Hep Iyi Insanlarla Beraber Olun
Mevlâna Celâleddin-i Rûmi hazretleri buyuruyor ki: Gizli ve âşikâr Allahü teâlâdan korkun. Günahlardan sakının. Az yiyip, az uyuyun, az konuşun. Çok oruç tutun. Zamanlarınızı namaz kılarak değerlendirin. Şehveti terk edip, sefihlerle, cahillerle mücadele etmeyin. Onlarla oturup kalkmayın. Hep iyi insanlarla beraber olun. Ya hayır konuşun veya susun. İnsanların sıkıntılarına sabredin. Bilin ki, insanların en hayırlısı, insanlara en faydalı olandır.
Allahü teâlânın aşkı ile dolmuş, evliyanın büyüklerinden olan, Celâleddin-i Rûmi hazretleri, ney ve başka hiçbir çalgı çalmadı, raks etmedi. Mesnevinin birinci beytinde, "Dinle neyden, nasıl anlatıyor ayrılıklardan şikâyet ediyor" deniyor.
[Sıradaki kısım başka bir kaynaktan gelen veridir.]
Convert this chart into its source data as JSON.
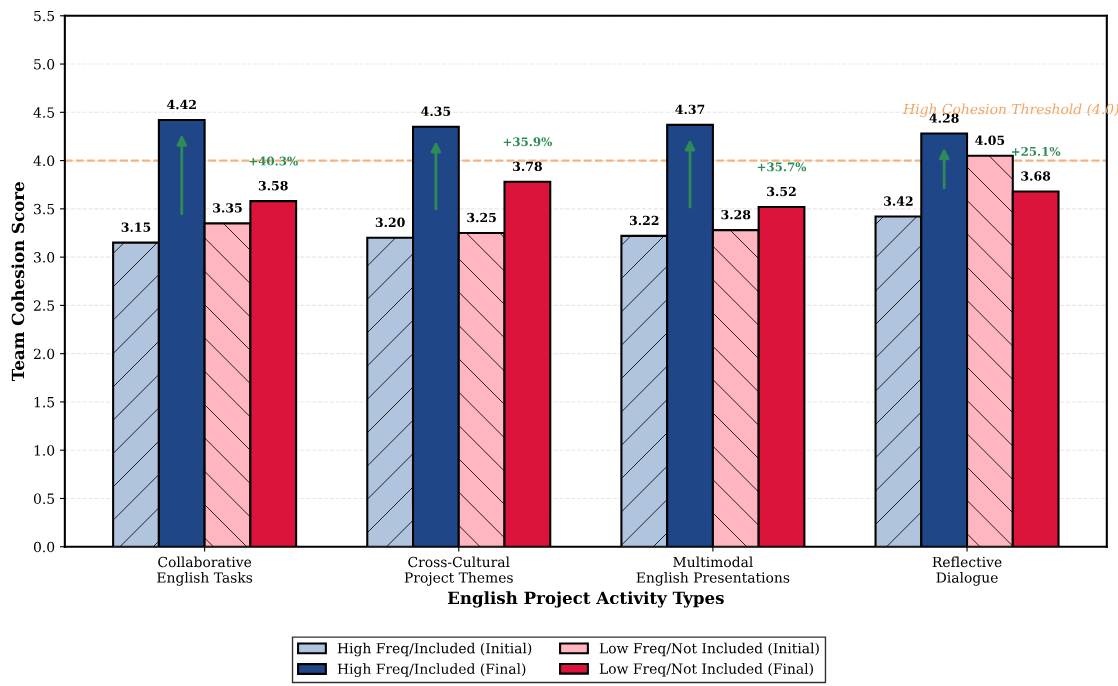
{
  "chart_data": {
    "type": "bar",
    "xlabel": "English Project Activity Types",
    "ylabel": "Team Cohesion Score",
    "categories": [
      "Collaborative\nEnglish Tasks",
      "Cross-Cultural\nProject Themes",
      "Multimodal\nEnglish Presentations",
      "Reflective\nDialogue"
    ],
    "series": [
      {
        "name": "High Freq/Included (Initial)",
        "color": "#b0c4de",
        "values": [
          3.15,
          3.2,
          3.22,
          3.42
        ],
        "value_labels": [
          "3.15",
          "3.20",
          "3.22",
          "3.42"
        ]
      },
      {
        "name": "High Freq/Included (Final)",
        "color": "#1f4788",
        "values": [
          4.42,
          4.35,
          4.37,
          4.28
        ],
        "value_labels": [
          "4.42",
          "4.35",
          "4.37",
          "4.28"
        ]
      },
      {
        "name": "Low Freq/Not Included (Initial)",
        "color": "#ffb6c1",
        "values": [
          3.35,
          3.25,
          3.28,
          4.05
        ],
        "value_labels": [
          "3.35",
          "3.25",
          "3.28",
          "4.05"
        ]
      },
      {
        "name": "Low Freq/Not Included (Final)",
        "color": "#dc143c",
        "values": [
          3.58,
          3.78,
          3.52,
          3.68
        ],
        "value_labels": [
          "3.58",
          "3.78",
          "3.52",
          "3.68"
        ]
      }
    ],
    "ylim": [
      0,
      5.5
    ],
    "yticks": [
      {
        "value": 0,
        "label": "0.0"
      },
      {
        "value": 0.5,
        "label": "0.5"
      },
      {
        "value": 1,
        "label": "1.0"
      },
      {
        "value": 1.5,
        "label": "1.5"
      },
      {
        "value": 2,
        "label": "2.0"
      },
      {
        "value": 2.5,
        "label": "2.5"
      },
      {
        "value": 3,
        "label": "3.0"
      },
      {
        "value": 3.5,
        "label": "3.5"
      },
      {
        "value": 4,
        "label": "4.0"
      },
      {
        "value": 4.5,
        "label": "4.5"
      },
      {
        "value": 5,
        "label": "5.0"
      },
      {
        "value": 5.5,
        "label": "5.5"
      }
    ],
    "ref_lines": [
      {
        "axis": "y",
        "value": 4.0,
        "label": "High Cohesion Threshold (4.0)",
        "color": "#f4a460",
        "line_style": "dashed"
      }
    ],
    "annotations": [
      "+40.3%",
      "+35.9%",
      "+35.7%",
      "+25.1%"
    ],
    "grid": "y",
    "legend": "bottom"
  }
}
Ney, İslâm dininde yetişen kâmil insan demektir. Bunlar, kendilerini ve her şeyi unutmuş, her an, Allahü teâlânın rızasını aramaktadır. Ney, Farsçada yok demektir. Bunlar da, kendi varlıklarından yok olmuştur. Ney denilen çalgı, içi boş bir çubuk olup, bundan çıkan her ses, onu çalan kimseden hasıl olmaktadır. O büyükler de, kendi varlıklarından boşalıp, kendilerinde, Allahü teâlânın ahlakı zahir olmaktadır. Neyin üçüncü manası, kamış kalem demektir ki, bundan da, insan-ı kâmil kastedilmektedir. Kalemin hareketi ve yazması kendinden olmadığı gibi, kâmil insanın hareketleri ve sözleri de, hep Allahü teâlâdandır.
Son 3 asırdır bazı cahiller, neyi çalgı sanarak, ney, dümbelek gibi, şeyler çalmaya, dans etmeye başladılar. Celâleddin-i Rûmi hazretleri, yüksek sesle zikir bile yapmazdı. Nitekim Mesnevisinde:
"Pes zi cân kün, vasl-ı cânânrâ taleb, bi leb-ü bi gâm migû, nâm-ı Rab!" buyuruyor ki; "O hâlde, sevgiliye kavuşmayı, can-u gönülden iste. Dudağını ve damağını oynatmadan, Rabbin ismini kalbinden söyle!" demektir.